Thursday, 28 March 2013

Preparing for an Adventure: Moving to Vietnam

I thought I'd try something different this week and let you hear from an amazing world traveler, Colleen*. She's has just recently returned from living in Vietnam for the past 5 years, and here she's telling us about what it was like to prepare for this kind of experience.
Take it away, Colleen!                                  

I guess it depends on the size of your adventure that leads you to the level of preparedness that is right for you. My husband and I decided to see what it was like to live in an Asian country. We were thinking at first just to try it for 6 months, but knew the adventure could continue for the next 2 years. But first we had to get things sorted at home; starting with clearing out our house of 25 years of furnishings and goods. 

This is where you either say ‘forget it, it’s just a dream' or ‘let’s do it, what a dream!’. Believe me it’s so easy to say ‘forget it’ but then do you really want to blow off a wonderful opportunity? Often my husband or I would hyperventilate about the prospect of what we were doing, not just the downsizing aspect but the living someplace where you don’t speak the language, understand the customs, or even having a place to live.
View from our balcony in Ho Chi Minh City

Once we stopped over thinking, we downsized. We had garage sales, recycled goods and freely used garbage exemptions nights (it's restricted in Ontario). We considered renting a storage unit for what is left but we were lucky and able to find spaces to store all the furniture we couldn't part with. We moved some furniture to our basement apartment, which would serve as our base for the next few years, a backyard shed held less important pieces and the tenant who rented the upper portion of the house could use the few remaining pieces. 

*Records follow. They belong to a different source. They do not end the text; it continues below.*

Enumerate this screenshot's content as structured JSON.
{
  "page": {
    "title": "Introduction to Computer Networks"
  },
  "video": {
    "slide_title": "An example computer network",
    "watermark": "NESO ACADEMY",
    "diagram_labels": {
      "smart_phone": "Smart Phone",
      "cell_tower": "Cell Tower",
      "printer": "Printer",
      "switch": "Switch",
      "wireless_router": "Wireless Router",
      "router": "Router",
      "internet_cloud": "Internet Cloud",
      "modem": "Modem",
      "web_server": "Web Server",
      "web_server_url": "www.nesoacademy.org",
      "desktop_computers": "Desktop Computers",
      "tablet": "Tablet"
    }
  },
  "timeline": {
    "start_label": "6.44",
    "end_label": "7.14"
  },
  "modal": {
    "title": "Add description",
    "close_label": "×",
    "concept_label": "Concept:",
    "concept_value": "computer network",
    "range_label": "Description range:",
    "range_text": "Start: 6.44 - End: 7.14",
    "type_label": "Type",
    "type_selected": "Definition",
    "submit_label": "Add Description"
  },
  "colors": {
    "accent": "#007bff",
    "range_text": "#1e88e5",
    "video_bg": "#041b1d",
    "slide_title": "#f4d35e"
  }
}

Other things to check off our To Do list.

  1. Put utilities in tenant’s name
  2. Compile a trade’s contact list: lawn care, handyman, plumber, repairs
  3. Get a property manager
  4. Cancel all the bills you can (or transfer names) and convert the rest into paperless correspondence
  5. Have contact info and acct numbers to your: insurance, doctor, bank, accountant, credit cards
  6. Sell cars
Nha Trang

A little tip: let your credit card company know where you will be traveling otherwise they may block your credit cards not realizing it is you using it.

With technology today there is no reason for us not to stay in contact with family and friends back home. We wrote long journal entries about our experiences and emailed them out to everyone, we added photo to Facebook and sent those links to our friends (not all of them are on FB). Before you leave don't forget to have some good old fashioned goodbye parties.

Back home may not understand what we were doing or why but they will always love to hear from us. 

A local market
On your adventure we met new like-minded friends but it was important to keep contact with our old friends too. Sometimes it’s needed by both sides.
Was all this work and lifestyle change worth it? Not for the original 6 months plan, but definitely it was for 2 years. Living and working locally, learning a new language, learning to understand and appreciate a new culture and then making new friends in the process. Amazingly our Vietnam adventure lasted 5 years and we loved and experienced all of it.